= Newsgame =

Video game genre

Newsgames are a genre of video games that attempt to apply journalistic principles to their gameplay. Newsgames can provide context to complex situations which might be hard to explain without experiencing the situation firsthand. According to newsgame developers Ian Bogost, Simone Ferrari and Bobby Schweizer, newsgames are a "body of work produced at the intersection of video games and journalism." Journalists use newsgames to expand on stories so the audience can learn more about the information in an immersive way.

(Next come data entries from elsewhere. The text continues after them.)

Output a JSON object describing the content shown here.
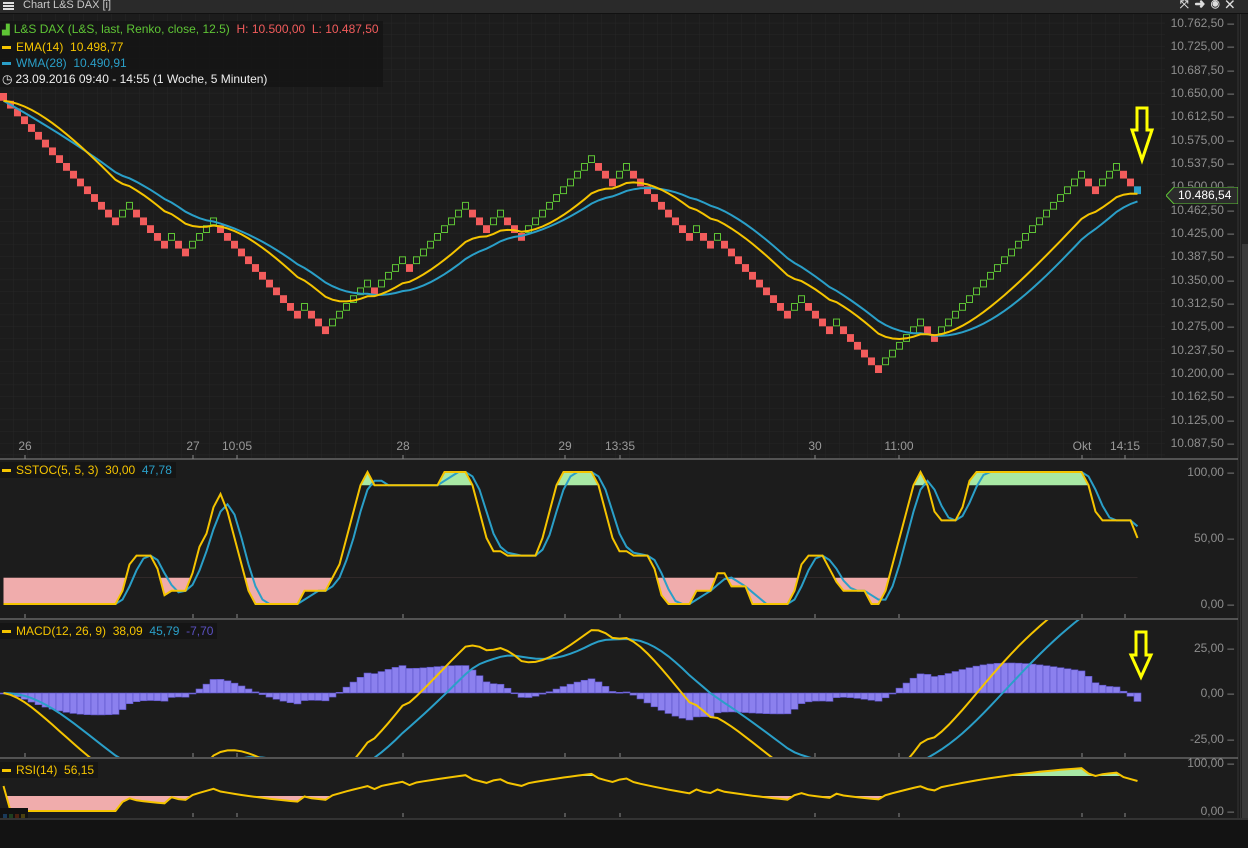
{
  "window": {
    "title": "Chart L&S DAX [i]",
    "icons": [
      "maximize-icon",
      "export-icon",
      "settings-icon",
      "close-icon"
    ]
  },
  "main": {
    "instrument": "L&S DAX (L&S, last, Renko, close, 12.5)",
    "high": "H: 10.500,00",
    "low": "L: 10.487,50",
    "ema_label": "EMA(14)",
    "ema_value": "10.498,77",
    "wma_label": "WMA(28)",
    "wma_value": "10.490,91",
    "range": "23.09.2016 09:40 - 14:55 (1 Woche, 5 Minuten)",
    "last_price": "10.486,54",
    "y_labels": [
      "10.762,50",
      "10.725,00",
      "10.687,50",
      "10.650,00",
      "10.612,50",
      "10.575,00",
      "10.537,50",
      "10.500,00",
      "10.462,50",
      "10.425,00",
      "10.387,50",
      "10.350,00",
      "10.312,50",
      "10.275,00",
      "10.237,50",
      "10.200,00",
      "10.162,50",
      "10.125,00",
      "10.087,50"
    ],
    "time_labels": [
      "26",
      "27",
      "10:05",
      "28",
      "29",
      "13:35",
      "30",
      "11:00",
      "Okt",
      "14:15"
    ]
  },
  "sstoc": {
    "label": "SSTOC(5, 5, 3)",
    "k": "30,00",
    "d": "47,78",
    "y_labels": [
      "100,00",
      "50,00",
      "0,00"
    ]
  },
  "macd": {
    "label": "MACD(12, 26, 9)",
    "macd": "38,09",
    "signal": "45,79",
    "hist": "-7,70",
    "y_labels": [
      "25,00",
      "0,00",
      "-25,00"
    ]
  },
  "rsi": {
    "label": "RSI(14)",
    "value": "56,15",
    "y_labels": [
      "100,00",
      "0,00"
    ]
  },
  "colors": {
    "up": "#5ec435",
    "down": "#f25c5c",
    "ema": "#f5c400",
    "wma": "#2a9fc8",
    "hist": "#8b80ee",
    "overbought": "#a8e8a4",
    "oversold": "#f0acac",
    "arrow": "#ffff00"
  },
  "chart_data": {
    "type": "renko",
    "brick_size": 12.5,
    "start_price": 10650,
    "runs": [
      -17,
      2,
      -5,
      1,
      -2,
      4,
      -12,
      1,
      -3,
      6,
      -1,
      4,
      -1,
      8,
      -3,
      2,
      -3,
      10,
      -3,
      2,
      -9,
      1,
      -2,
      1,
      -10,
      2,
      -4,
      1,
      -6,
      6,
      -2,
      21,
      -2,
      3,
      -3
    ],
    "price_range": [
      10087.5,
      10762.5
    ],
    "indicators": [
      "EMA(14)",
      "WMA(28)",
      "SSTOC(5,5,3)",
      "MACD(12,26,9)",
      "RSI(14)"
    ]
  }
}
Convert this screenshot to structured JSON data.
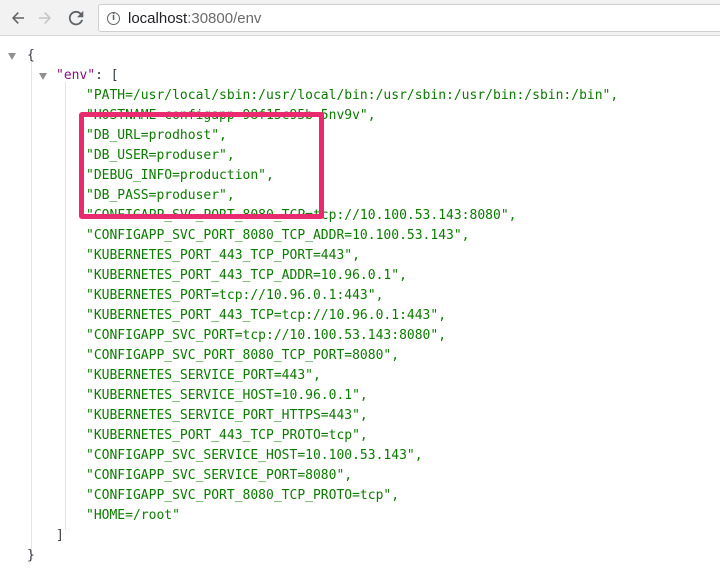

Video games in the news game genre are those that are based on real-world ideas, problems, and events. They resemble political cartoons in the context of video games and aim to provide players a fictitious experience based on actual events. According to game studies scholar Miguel Sicart, news games are a means of participating in public discourse, utilizing the unique affordances of the medium to engage players in important social and political issues.

==History==
The format started with the game September 12 by Gonzalo Frasca, published in 2003. In September 12, the player is positioned in a bomber in the sky, with its sights set on a village in the Middle East. The player must find and kill a terrorist within the village, which is heavily populated with civilians. The player needs to decide when to fire on the village, with the goal of causing as little collateral damage, as too much destruction may cause other civilians to become terrorists.

==Examples==

- The Voter Suppression Trail is a simulation game that highlights issues in the American voting system.
- The Good, The Bad and The Accountant features players as the general manager of a city having to juggle corruption
- Syrian Journey puts players in the role of a Syrian refugee who just sold all of their possessions
- NarcoGuerra, a game based on the war on drugs and Mexican drug War, was released in June 2013.
- Endgame:Syria, a game exploring the Syrian civil war that started in March 2011, which was refused by Apple's App Store and created a debate around the role of games, news and their distribution as a result
- Sock and Awe, a game where the player throws shoes at George W. Bush
- Madrid, a game about memorializing the Madrid bombings
- September 12th, a game about civilian casualties in the war on terror
- Darfur is Dying, a game about the refugee crisis in Darfur
- Bacteria Salad, a game about the spinach E. coli contamination of 2006
- Jogo da Máfia, a Brazilian game that explains how globalized Mafia works
- Filosofighters, a journalistic game that explains basic philosophy concepts
- Snowden Run 3D, a game based on the events surrounding NSA leaker Edward Snowden
- 1000 Days of Syria, a hypertext-based historical fiction game timelining the first 1000 days of the Syrian conflict
- Archanoid, an arcade game based on Breakout (Arkanoid) which describes the destruction of over 500 historical buildings in Moscow
- HeartSaver: An Experimental News Game, April 2013, GEN Editors' Lab Hackathon, by Al Shaw, Sisi Wei and Amanda Zamora
- Budget Hero, a "policy flight simulator"
- JFK Reloaded, a video game that simulates the assassination of President John F. Kennedy
- Pule o Muro (Jump over the Wall, loosely translated) is a newsgame based on true events that takes place in communist Berlin during the early 1970s. The game challenges the player to attempt an escape to the west side of Germany by crossing the Berlin Wall.